Balloon Rides Ten Dollars


From the funeral parlor porch I saw the sign BALLOON RIDES TEN DOLLARS and thought, why not?

The balloons, bobbing back and forth in the field across the road as if floating on a huge, slow sea, glowed against the dimming sky.

I walked through the beaten grass to the nearest, a yellow and gold affair with an affable woman about my mother's age in the basket.  Beside it another, much younger woman and her small child were standing oddly, toe to toe, blond head to blond head, holding each other's hands but leaning backwards with their rear ends, so they made a set of unequally sized parenthesis.  I thought of my own mother, dead these seventy-two hours, and wondered if we'd ever stood in such a fashion.

Ten dollars? I said.

What?

Ten dollars?  I had my wallet out.  For the ride?

The woman in the basket blinked.  Oh, yes, that's right.

I handed her a ten and climbed in.  The basket smelled of the fuel.

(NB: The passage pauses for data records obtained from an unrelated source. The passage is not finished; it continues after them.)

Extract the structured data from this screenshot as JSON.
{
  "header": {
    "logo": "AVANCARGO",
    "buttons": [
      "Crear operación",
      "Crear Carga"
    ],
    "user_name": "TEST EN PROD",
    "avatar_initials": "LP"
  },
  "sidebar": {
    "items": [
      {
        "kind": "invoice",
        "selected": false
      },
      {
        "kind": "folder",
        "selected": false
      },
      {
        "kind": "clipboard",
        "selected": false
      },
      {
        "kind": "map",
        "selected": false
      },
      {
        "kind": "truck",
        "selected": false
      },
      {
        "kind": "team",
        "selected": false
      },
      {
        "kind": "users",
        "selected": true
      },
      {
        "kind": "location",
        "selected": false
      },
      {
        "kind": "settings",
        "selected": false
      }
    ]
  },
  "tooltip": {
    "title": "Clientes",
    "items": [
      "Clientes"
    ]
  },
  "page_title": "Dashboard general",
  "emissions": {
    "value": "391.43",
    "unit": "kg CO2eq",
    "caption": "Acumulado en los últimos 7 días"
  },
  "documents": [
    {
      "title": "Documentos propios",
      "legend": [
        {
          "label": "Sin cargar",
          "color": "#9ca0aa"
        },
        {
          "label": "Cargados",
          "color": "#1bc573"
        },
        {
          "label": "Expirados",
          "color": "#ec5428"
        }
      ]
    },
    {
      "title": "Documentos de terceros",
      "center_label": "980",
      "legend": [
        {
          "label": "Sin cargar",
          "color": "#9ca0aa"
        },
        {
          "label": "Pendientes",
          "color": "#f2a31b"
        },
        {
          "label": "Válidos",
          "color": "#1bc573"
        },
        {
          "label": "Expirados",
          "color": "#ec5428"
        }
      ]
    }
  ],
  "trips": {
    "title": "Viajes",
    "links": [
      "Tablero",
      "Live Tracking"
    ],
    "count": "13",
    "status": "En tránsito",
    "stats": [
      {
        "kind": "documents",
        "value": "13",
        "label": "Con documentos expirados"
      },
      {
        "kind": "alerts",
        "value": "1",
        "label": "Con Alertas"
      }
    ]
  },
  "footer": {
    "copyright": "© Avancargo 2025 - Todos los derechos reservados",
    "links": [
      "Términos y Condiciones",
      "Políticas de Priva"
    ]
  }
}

How long will the ride be? I asked.

Ten dollars, she said, and reached down for a sandbag, which she levered over the side.

There were three more.  I thought I should explain about my back, so I did.

No matter, she said, bending to retrieve another.

After she tossed the last one, the balloon began to rise into a slight wind, so we pendulumed up the first ten feet.  I grabbed a side and she stumbled back and forth.

Well that's no fun, she said.  A man with spiked hair began running toward us from a circus tent, shouting.

Let's fix that, she said, and fired up the gas.

We shot up, a hundred feet in a second, my stomach dropping, ears popping.  The roar of the gas was obliterating.

Down below an entire crowd had gathered where we'd been just a minute before, as if they'd emptied into a drain.  They were all waving.  I peered over and waved back.

Now they started with both hands.

I glanced at my companion.  She smiled at me, but something was wrong with her eyes.  The eyelids seemed filled with fluid, as if she'd just been stung by a hundred bees.

Are you drunk? I asked.

She slipped her lower lip over her upper one and seemed to consider the question.  We were still going up, moving laterally as well, and below us, the people were just dots.  The funeral home with the cars around it I could still make out and then it, too, slipped into other buildings, like a river entering the sea.  The pleasant scent of manure came from distant fields.

Define drunk, she said at last, shouting over the roar of the burning gas.

We climbed so quickly.  The sudden chill raised goose bumps on my arms, the sky turned indigo, a weird green phosphorescence began to tremble around the balloon.

Have you done this before? I asked.

She smiled and nodded.  Oh yes, of course.  Once.  But that time someone else was in control.  She leaned back in the corner and slid down, letting her head fall against her knees and then, in a movement of peculiar modesty, tented her blouse away from her chest and threw up inside it.

The numbers on my watch were just visible.  The visitation was almost over.  Soon everyone would file out and look up at the sky, to find balloons glowing like immature stars, not quite ready to take their spot in the heavens.  Higher up, if they tilted their heads a bit more, they might see us rising and rising, a speck of moving light.  They'd think of my mother, I hoped, beginning her immense journey, and for the moment I was glad.

Once the fuel ran out—I imagined darkness, a furious plummeting, perhaps what my mother had felt at the end—I expected a different reaction.